In a brilliantly straight-forward and understandable way, authors Rachel Corbett, Hilary Findlay and David Lech have identified and elucidated the “must know” components from years of experience in legal and risk management issues in the publishing of this book. The three individuals comprise the consulting firm, Centre for Sport and Law, and their expertise in understanding the Canadian legal system and applying it to the context of sport is clearly apparent in Legal Issues in Sport.
Most importantly, this book identifies Canadian law and applies it to issues important to managers, volunteers and coaches working within the sport system. For all of these individuals with decision-making authority, and for students learning the implications of legal principles in sport management, this book is mandatory reading and a promising addition to resource libraries.
Writing about the law and legal principles in a clear and comprehensible fashion such that those of us without legal training are able to make sense of complexities and legal jargon is cause for celebration. The authors of Legal Issues in Sport have achieved this goal by presenting information in a concise fashion, and linking the concepts and perspectives to real world examples, case studies, and best practice conventions. I was particularly impressed with the usefulness of three components of the book that are sometimes abandoned by authors.
First, presented are several sample contract agreements, including useful language regarding waivers, indemnification, confidential information, non-competition, non-solicitation, and event hosting. Each example is provided to explain the language or provide opportunity for specializing the wording to specific cases.
Second, legal wording and jargon can be difficult to understand because the terminology is specific and sometimes non-intuitive to the lay person. In Legal Issues in Sport, Corbett, Findlay, and Lech have taken the time to introduce the concepts thoroughly in Chapters 1 (The Law) and 2 (Negligence and Liability), and provided a helpful Glossary of terms and acronyms at the end of the book. The result is such that the law becomes less intimidating as the reader’s grasp of fundamental principles and precedents is achieved.
And finally, this work is comprehensive in that it speaks to the major issues faced by practitioners of sport today, and while using appropriate examples and cases illustrating the sport industry worldwide, it is distinctly a Canadian book. Although this might be expected given the credentials of the authors and their practical involvement in cases and projects throughout each segment of the sport system, the Canadian content and context is still noteworthy and refreshing.
The book presents eleven chapters.
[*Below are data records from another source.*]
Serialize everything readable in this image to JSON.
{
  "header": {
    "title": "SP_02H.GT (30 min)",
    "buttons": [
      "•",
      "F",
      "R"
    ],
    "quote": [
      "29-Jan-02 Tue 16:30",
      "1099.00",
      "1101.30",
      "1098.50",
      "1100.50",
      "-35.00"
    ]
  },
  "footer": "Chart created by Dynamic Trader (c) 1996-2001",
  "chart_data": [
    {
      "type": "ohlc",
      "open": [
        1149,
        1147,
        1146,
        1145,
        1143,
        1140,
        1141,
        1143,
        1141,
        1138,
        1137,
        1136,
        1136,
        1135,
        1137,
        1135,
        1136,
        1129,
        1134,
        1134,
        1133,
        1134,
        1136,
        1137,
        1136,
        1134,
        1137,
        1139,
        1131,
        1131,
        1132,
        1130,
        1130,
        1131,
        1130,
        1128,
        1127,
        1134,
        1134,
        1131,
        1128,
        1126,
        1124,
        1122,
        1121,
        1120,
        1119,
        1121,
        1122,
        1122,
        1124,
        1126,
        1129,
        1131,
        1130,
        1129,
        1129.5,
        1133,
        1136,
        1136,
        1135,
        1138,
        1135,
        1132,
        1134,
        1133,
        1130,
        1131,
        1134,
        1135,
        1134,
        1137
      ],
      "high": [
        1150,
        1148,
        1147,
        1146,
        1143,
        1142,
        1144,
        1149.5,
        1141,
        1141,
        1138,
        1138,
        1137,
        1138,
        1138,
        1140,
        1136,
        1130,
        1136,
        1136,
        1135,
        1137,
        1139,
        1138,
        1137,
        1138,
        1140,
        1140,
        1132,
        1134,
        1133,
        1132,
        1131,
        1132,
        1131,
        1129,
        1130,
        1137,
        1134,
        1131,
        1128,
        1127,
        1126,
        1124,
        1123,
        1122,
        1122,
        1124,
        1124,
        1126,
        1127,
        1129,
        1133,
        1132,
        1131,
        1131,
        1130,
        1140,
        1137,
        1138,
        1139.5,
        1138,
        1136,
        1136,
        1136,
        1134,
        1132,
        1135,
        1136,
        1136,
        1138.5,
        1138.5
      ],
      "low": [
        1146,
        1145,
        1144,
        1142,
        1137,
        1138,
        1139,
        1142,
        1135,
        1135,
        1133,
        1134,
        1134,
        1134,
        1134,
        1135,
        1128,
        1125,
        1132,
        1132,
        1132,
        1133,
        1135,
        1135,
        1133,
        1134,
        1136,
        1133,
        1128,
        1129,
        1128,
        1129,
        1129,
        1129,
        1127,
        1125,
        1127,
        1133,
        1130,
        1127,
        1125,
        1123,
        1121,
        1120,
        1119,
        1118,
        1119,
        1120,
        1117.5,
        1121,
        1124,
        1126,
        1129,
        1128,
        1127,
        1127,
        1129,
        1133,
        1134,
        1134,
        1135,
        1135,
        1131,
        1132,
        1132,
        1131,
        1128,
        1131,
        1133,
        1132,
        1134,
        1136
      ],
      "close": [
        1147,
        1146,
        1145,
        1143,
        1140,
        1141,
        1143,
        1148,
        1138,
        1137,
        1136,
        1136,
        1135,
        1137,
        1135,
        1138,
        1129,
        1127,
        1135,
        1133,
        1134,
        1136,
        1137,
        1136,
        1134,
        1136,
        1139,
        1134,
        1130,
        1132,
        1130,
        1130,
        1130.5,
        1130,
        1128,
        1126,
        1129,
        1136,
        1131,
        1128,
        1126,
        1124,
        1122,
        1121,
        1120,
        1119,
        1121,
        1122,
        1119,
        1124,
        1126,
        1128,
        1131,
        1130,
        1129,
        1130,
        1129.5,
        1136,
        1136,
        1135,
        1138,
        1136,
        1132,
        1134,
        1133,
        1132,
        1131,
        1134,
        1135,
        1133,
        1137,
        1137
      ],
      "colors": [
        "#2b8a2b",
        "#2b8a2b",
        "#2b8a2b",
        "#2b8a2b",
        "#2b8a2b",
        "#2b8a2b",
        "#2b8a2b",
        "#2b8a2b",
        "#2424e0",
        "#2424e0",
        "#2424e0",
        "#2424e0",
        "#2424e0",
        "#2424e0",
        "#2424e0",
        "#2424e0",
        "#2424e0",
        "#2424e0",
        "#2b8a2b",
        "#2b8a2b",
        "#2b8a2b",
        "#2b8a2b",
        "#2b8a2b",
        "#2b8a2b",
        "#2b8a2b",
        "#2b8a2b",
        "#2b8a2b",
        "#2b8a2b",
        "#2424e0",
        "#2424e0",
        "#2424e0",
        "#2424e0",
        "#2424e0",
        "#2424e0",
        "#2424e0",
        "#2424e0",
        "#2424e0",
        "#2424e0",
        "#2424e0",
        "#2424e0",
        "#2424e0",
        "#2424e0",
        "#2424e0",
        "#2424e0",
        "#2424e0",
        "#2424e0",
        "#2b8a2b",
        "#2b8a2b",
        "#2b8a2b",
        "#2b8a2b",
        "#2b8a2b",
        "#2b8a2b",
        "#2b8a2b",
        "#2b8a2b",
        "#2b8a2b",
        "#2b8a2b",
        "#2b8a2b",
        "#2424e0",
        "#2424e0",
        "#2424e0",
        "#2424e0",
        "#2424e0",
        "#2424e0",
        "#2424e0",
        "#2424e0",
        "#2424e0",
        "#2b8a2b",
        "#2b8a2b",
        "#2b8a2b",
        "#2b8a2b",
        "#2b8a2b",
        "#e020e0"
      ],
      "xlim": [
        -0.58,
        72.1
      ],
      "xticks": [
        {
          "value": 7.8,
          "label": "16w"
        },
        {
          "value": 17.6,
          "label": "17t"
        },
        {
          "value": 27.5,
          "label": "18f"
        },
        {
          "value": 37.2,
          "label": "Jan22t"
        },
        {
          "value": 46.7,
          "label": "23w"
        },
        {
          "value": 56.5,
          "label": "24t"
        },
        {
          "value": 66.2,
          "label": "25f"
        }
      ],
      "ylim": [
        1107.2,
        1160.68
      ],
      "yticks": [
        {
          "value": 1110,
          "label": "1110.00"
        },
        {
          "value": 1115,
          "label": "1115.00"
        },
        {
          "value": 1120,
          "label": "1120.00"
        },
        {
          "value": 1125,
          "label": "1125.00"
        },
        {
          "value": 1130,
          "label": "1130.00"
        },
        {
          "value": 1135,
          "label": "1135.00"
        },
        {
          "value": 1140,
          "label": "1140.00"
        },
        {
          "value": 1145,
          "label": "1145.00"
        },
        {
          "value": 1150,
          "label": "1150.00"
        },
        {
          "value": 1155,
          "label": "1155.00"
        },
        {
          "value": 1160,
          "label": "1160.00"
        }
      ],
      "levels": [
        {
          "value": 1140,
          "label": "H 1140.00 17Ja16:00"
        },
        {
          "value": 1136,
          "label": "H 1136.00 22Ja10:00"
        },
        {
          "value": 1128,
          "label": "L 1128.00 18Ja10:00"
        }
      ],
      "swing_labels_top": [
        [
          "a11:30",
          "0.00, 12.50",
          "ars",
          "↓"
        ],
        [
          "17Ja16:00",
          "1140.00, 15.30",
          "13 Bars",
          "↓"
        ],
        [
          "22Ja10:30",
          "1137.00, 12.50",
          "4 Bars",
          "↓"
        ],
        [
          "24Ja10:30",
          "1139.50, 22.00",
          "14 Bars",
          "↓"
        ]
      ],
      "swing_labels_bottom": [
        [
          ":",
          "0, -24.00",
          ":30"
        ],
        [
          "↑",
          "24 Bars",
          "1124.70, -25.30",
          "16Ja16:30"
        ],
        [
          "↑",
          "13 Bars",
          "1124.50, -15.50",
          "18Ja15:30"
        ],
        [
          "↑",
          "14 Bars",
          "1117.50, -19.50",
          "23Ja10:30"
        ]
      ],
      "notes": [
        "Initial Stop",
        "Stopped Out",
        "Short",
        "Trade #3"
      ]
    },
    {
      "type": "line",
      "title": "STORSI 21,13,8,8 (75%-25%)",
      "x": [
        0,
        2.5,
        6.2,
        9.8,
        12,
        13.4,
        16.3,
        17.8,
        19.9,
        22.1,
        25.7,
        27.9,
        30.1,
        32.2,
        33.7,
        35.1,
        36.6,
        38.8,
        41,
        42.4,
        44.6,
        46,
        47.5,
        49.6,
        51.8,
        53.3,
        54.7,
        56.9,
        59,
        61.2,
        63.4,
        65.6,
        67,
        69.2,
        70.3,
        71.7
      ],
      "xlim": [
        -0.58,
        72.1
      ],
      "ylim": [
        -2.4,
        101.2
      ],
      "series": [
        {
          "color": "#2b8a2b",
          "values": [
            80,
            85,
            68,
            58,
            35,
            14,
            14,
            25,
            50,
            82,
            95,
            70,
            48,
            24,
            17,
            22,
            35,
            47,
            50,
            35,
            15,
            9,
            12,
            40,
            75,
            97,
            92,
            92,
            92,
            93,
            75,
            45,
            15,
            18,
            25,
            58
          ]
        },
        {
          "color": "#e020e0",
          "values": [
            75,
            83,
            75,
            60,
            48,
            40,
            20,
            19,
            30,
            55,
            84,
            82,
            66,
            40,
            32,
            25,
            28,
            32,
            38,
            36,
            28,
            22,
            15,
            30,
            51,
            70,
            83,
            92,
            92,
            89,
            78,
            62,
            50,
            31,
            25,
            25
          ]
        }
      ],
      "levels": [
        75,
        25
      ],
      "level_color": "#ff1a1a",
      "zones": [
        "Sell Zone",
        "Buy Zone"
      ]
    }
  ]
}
In addition to the introductory chapters identified above, violence in sport, fairness in decision-making, doping, discrimination, managing personnel, intellectual property, contracts, dispute resolution, and management of risk are discussed. Without doubt, these materials represent pivotal issues faced by sport managers and executives, coaches and teachers, athletes and parents today.
Setting policy can be a daunting task, and effective policy and decision-making must include provisions for human rights and fairness, and measuring, managing, and mitigating risk. Corbett, Findlay and Lech have provided advice and the information for both understanding and implementing action planning respecting risk, doping, dispute management, waivers and contracts, and many other topics for which the law and legal precedent has impact. Their discussion of the role of common sense, unwritten standards, and case law is especially relevant.
While the purpose of Legal Issues in Sport is to provide the reader knowledge of the fundamental principles that inform legal issues, managers of sport are increasingly engaged with volunteers in a variety of capacities. Volunteers coach teams, run events, fund raise, set policy, and demand results. The management of volunteers is underrepresented in the sport literature, and while legal principles specific to paid staff are discussed, this book could further engage topics and include specifics pertaining to managing volunteers. Perhaps a future edition of the book will include explicit examples related to this important, sport-specific demographic.
For leaders of Canadian sport organizations Corbett, Findlay and Lech have provided useful information and guidance regarding topics of pivotal importance. Issues respecting negligence and standard of care are simplified for the reader. Understanding the risks and responsibilities of sport organizations, and gaining the knowledge to deflect liability is thoroughly discussed. Importantly, the authors suggest risk management as a comprehensive management tool to help sport manager’s plan, organize, lead and govern. The importance and structure of contracts, and legal drafting is also identified for the reader, with follow-up information suggested as a means of handling disputes. The book provides information for both the application of legal principles and the practicalities of leading within sport organizations. These details, along with other important topics, are presented to the reader in a straightforward, understandable, easy to read style resulting in my recommendation that Legal Issues in Sport become mandatory reading for leaders, managers and coaches working in the Canadian sport industry.